Reputation: 19712
I'm trying to find a relatively easy and reliable method to extract the base URL from a string variable using JavaScript (or jQuery).
For example, given something like:
http://www.sitename.com/article/2009/09/14/this-is-an-article/
I'd like to get:
http://www.sitename.com/
Is a regular expression the best bet? If so, what statement could I use to assign the base URL extracted from a given string to a new variable?
I've done some searching on this, but everything I find in the JavaScript world seems to revolve around gathering this information from the actual document URL using location.host or similar.
Upvotes: 188
Views: 322309
Reputation: 3745
Use new URL method to apply the origin, hostname, pathname etc.
var urlpath = 'http://www.sitename.com/article/2009/09/14/this-is-an-article/'
const mynewurlpath = new URL(urlpath);
console.log(mynewurlpath .origin)
Upvotes: 0
Reputation: 7832
Implementation:
const getOriginByUrl = url => url.split('/').slice(0, 3).join('/');
Test:
getOriginByUrl('http://www.sitename.com:3030/article/2009/09/14/this-is-an-article?lala=kuku');
Result:
'http://www.sitename.com:3030'
Upvotes: 2
Reputation: 207501
There is no reason to do splits to get the path, hostname, etc from a string that is a link. You just need to use a link
//create a new element link with your link
var a = document.createElement("a");
a.href="http://www.sitename.com/article/2009/09/14/this-is-an-article/";
//hide it from view when it is added
a.style.display="none";
//add it
document.body.appendChild(a);
//read the links "features"
alert(a.protocol);
alert(a.hostname)
alert(a.pathname)
alert(a.port);
alert(a.hash);
//remove it
document.body.removeChild(a);
You can easily do it with jQuery appending the element and reading its attr.

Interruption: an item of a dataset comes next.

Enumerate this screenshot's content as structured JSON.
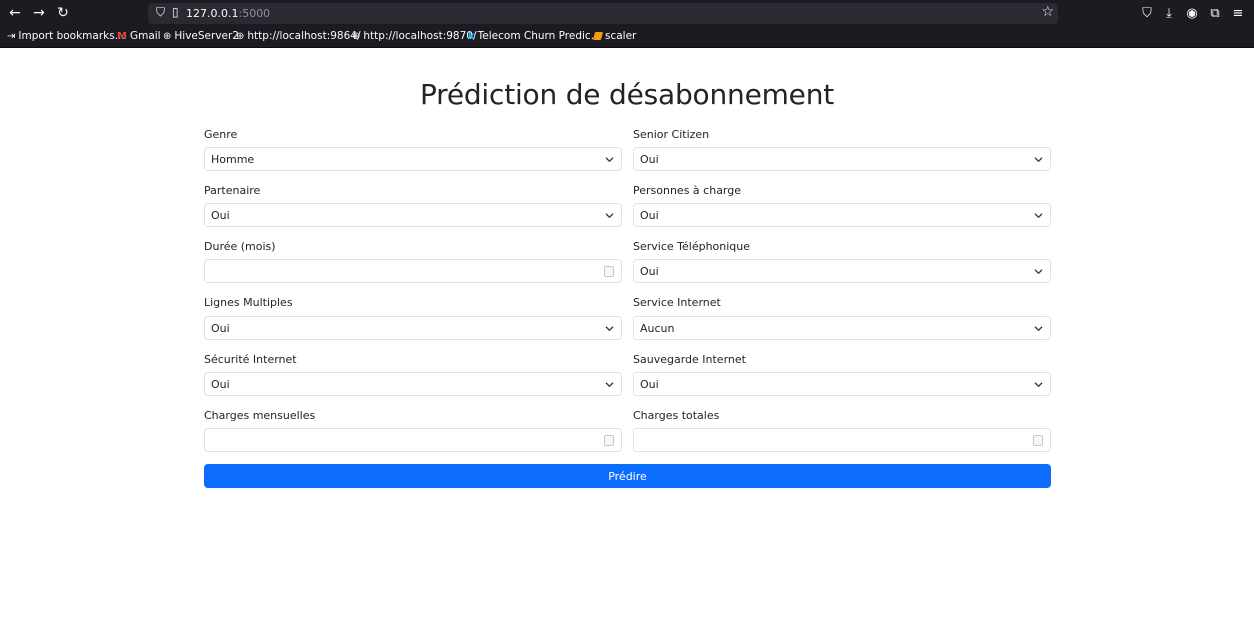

Update: There is now new URL()
which simplifies it
const myUrl = new URL("https://www.example.com:3000/article/2009/09/14/this-is-an-article/#m123")

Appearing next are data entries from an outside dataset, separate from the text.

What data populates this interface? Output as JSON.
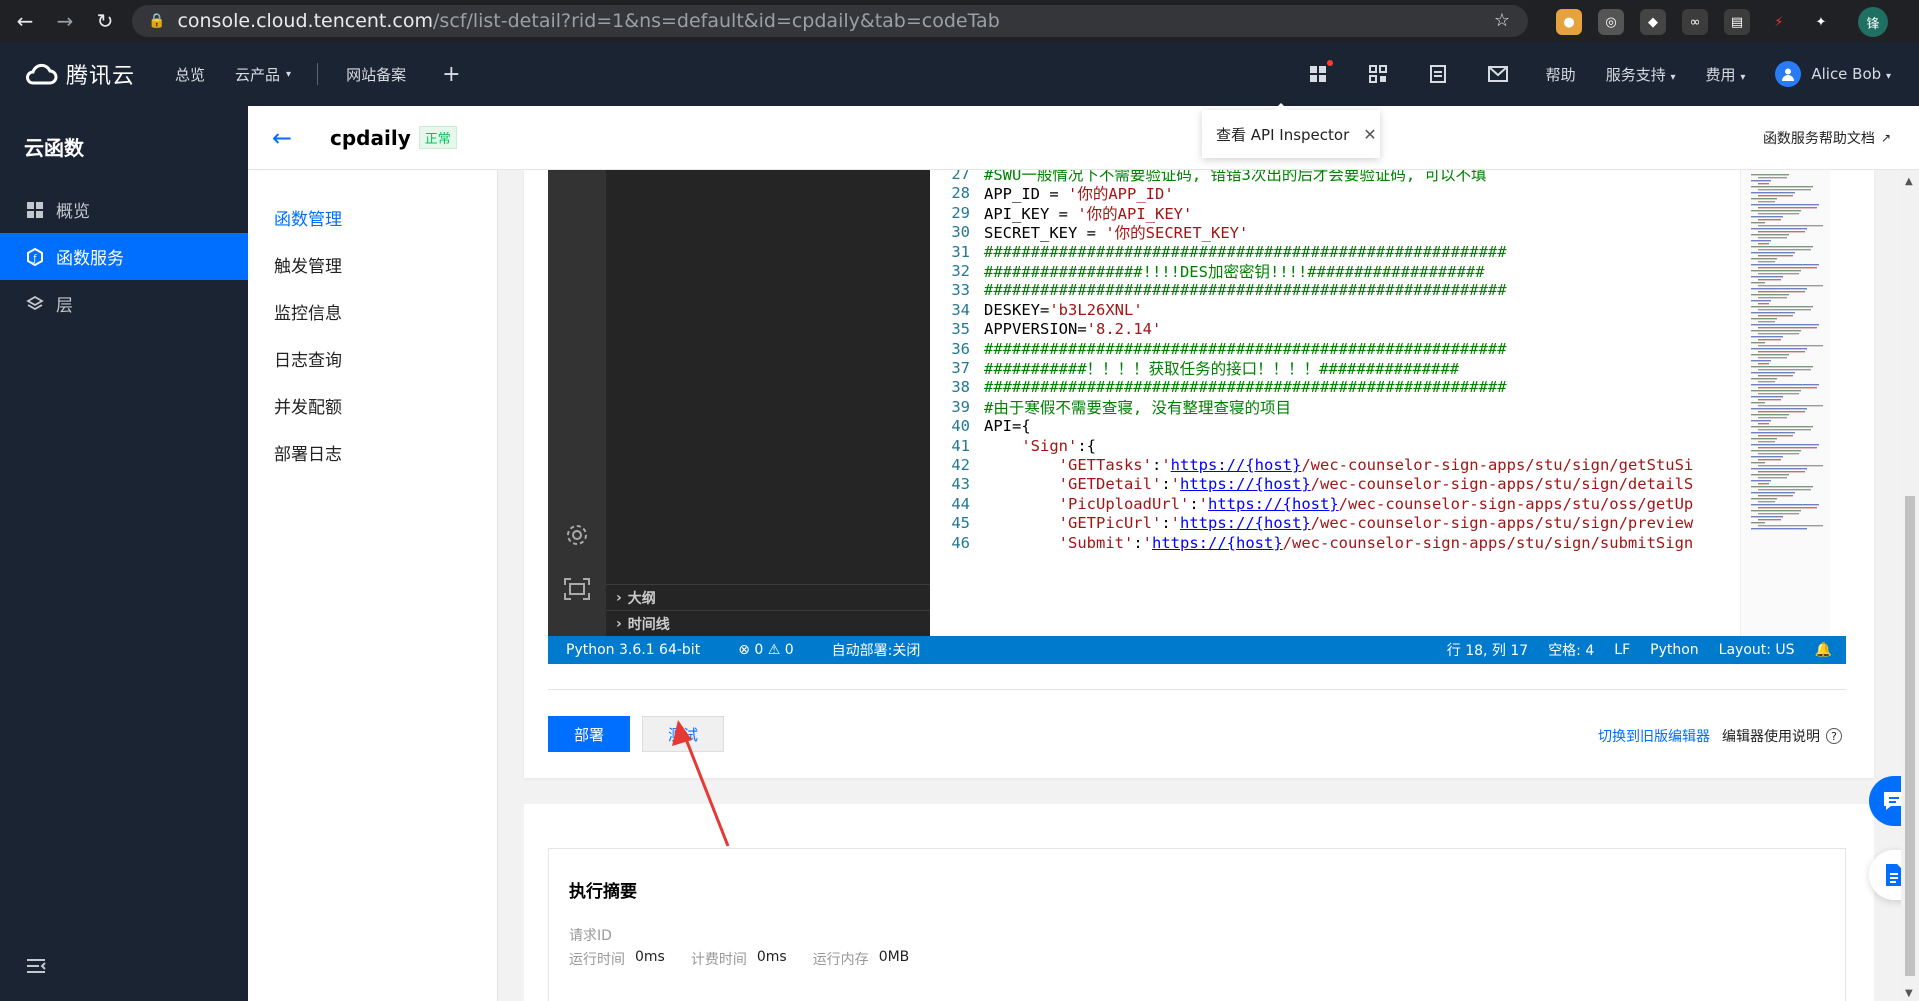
{
  "browser": {
    "url_host": "console.cloud.tencent.com",
    "url_path": "/scf/list-detail?rid=1&ns=default&id=cpdaily&tab=codeTab",
    "profile_initial": "锋"
  },
  "topnav": {
    "brand": "腾讯云",
    "items": [
      "总览",
      "云产品",
      "网站备案"
    ],
    "right_items": [
      "帮助",
      "服务支持",
      "费用"
    ],
    "user_name": "Alice Bob"
  },
  "sidebar": {
    "title": "云函数",
    "items": [
      {
        "label": "概览",
        "icon": "grid-icon"
      },
      {
        "label": "函数服务",
        "icon": "function-icon"
      },
      {
        "label": "层",
        "icon": "layers-icon"
      }
    ]
  },
  "submenu": {
    "items": [
      "函数管理",
      "触发管理",
      "监控信息",
      "日志查询",
      "并发配额",
      "部署日志"
    ],
    "active": "函数管理"
  },
  "header": {
    "title": "cpdaily",
    "status": "正常",
    "help_link": "函数服务帮助文档"
  },
  "tooltip": {
    "label": "查看 API Inspector"
  },
  "editor": {
    "explorer_sections": [
      "大纲",
      "时间线"
    ],
    "lines": [
      {
        "n": "27",
        "text": "#SWU一般情况下不需要验证码, 错错3次出的后才会要验证码, 可以不填"
      },
      {
        "n": "28",
        "text": "APP_ID = '你的APP_ID'"
      },
      {
        "n": "29",
        "text": "API_KEY = '你的API_KEY'"
      },
      {
        "n": "30",
        "text": "SECRET_KEY = '你的SECRET_KEY'"
      },
      {
        "n": "31",
        "text": "########################################################"
      },
      {
        "n": "32",
        "text": "#################!!!!DES加密密钥!!!!###################"
      },
      {
        "n": "33",
        "text": "########################################################"
      },
      {
        "n": "34",
        "text": "DESKEY='b3L26XNL'"
      },
      {
        "n": "35",
        "text": "APPVERSION='8.2.14'"
      },
      {
        "n": "36",
        "text": "########################################################"
      },
      {
        "n": "37",
        "text": "###########！！！！获取任务的接口！！！！###############"
      },
      {
        "n": "38",
        "text": "########################################################"
      },
      {
        "n": "39",
        "text": "#由于寒假不需要查寝, 没有整理查寝的项目"
      },
      {
        "n": "40",
        "text": "API={"
      },
      {
        "n": "41",
        "text": "    'Sign':{"
      },
      {
        "n": "42",
        "text": "        'GETTasks':'https://{host}/wec-counselor-sign-apps/stu/sign/getStuSi"
      },
      {
        "n": "43",
        "text": "        'GETDetail':'https://{host}/wec-counselor-sign-apps/stu/sign/detailS"
      },
      {
        "n": "44",
        "text": "        'PicUploadUrl':'https://{host}/wec-counselor-sign-apps/stu/oss/getUp"
      },
      {
        "n": "45",
        "text": "        'GETPicUrl':'https://{host}/wec-counselor-sign-apps/stu/sign/preview"
      },
      {
        "n": "46",
        "text": "        'Submit':'https://{host}/wec-counselor-sign-apps/stu/sign/submitSign"
      }
    ],
    "status_left": [
      "Python 3.6.1 64-bit",
      "⊗ 0 ⚠ 0",
      "自动部署:关闭"
    ],
    "status_right": [
      "行 18, 列 17",
      "空格: 4",
      "LF",
      "Python",
      "Layout: US"
    ]
  },
  "actions": {
    "deploy": "部署",
    "test": "测试",
    "switch_editor": "切换到旧版编辑器",
    "editor_help": "编辑器使用说明"
  },
  "execution": {
    "title": "执行摘要",
    "request_id_label": "请求ID",
    "metrics": [
      {
        "label": "运行时间",
        "value": "0ms"
      },
      {
        "label": "计费时间",
        "value": "0ms"
      },
      {
        "label": "运行内存",
        "value": "0MB"
      }
    ]
  },
  "colors": {
    "accent": "#006eff",
    "nav_bg": "#1b2433",
    "vscode_status": "#007acc",
    "annotation_arrow": "#e53935"
  }
}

const parts = ['protocol', 'hostname', 'pathname', 'port', 'hash'];
parts.forEach(key => console.log(key, myUrl[key]))
Upvotes: 42
Reputation: 13379
A good way is to use JavaScript native api URL
object. This provides many usefull url parts.
For example:
const url = 'https://stackoverflow.com/questions/1420881/how-to-extract-base-url-from-a-string-in-javascript'
const urlObject = new URL(url);
console.log(urlObject);
// RESULT:
//________________________________
hash: "",
host: "stackoverflow.com",
hostname: "stackoverflow.com",
href: "https://stackoverflow.com/questions/1420881/how-to-extract-base-url-from-a-string-in-javascript",
origin: "https://stackoverflow.com",
password: "",
pathname: "/questions/1420881/how-to-extract-base-url-from-a-string-in-javaript",
port: "",
protocol: "https:",
search: "",
searchParams: [object URLSearchParams]
... + some other methods
As you can see here you can just access whatever you need.
For example: console.log(urlObject.host); // "stackoverflow.com"
doc for URL
Upvotes: 9
Reputation: 1
var tilllastbackslashregex = new RegExp(/^.*\//);
baseUrl = tilllastbackslashregex.exec(window.location.href);
window.location.href gives the current url address from browser address bar
it can be any thing like https://stackoverflow.com/abc/xyz or https://www.google.com/search?q=abc tilllastbackslashregex.exec() run regex and retun the matched string till last backslash ie https://stackoverflow.com/abc/ or https://www.google.com/ respectively
Upvotes: 0
Reputation: 1551
To get the origin of any url, including paths within a website (/my/path
) or schemaless (//example.com/my/path
), or full (http://example.com/my/path
) I put together a quick function.
In the snippet below, all three calls should log https://stacksnippets.net
.
function getOrigin(url)
{
if(/^\/\//.test(url))
{ // no scheme, use current scheme, extract domain
url = window.location.protocol + url;
}
else if(/^\//.test(url))
{ // just path, use whole origin
url = window.location.origin + url;
}
return url.match(/^([^/]+\/\/[^/]+)/)[0];
}
console.log(getOrigin('https://stacksnippets.net/my/path'));
console.log(getOrigin('//stacksnippets.net/my/path'));
console.log(getOrigin('/my/path'));
Upvotes: 1
Reputation:
Edit: Some complain that it doesn't take into account protocol. So I decided to upgrade the code, since it is marked as answer. For those who like one-line-code... well sorry this why we use code minimizers, code should be human readable and this way is better... in my opinion.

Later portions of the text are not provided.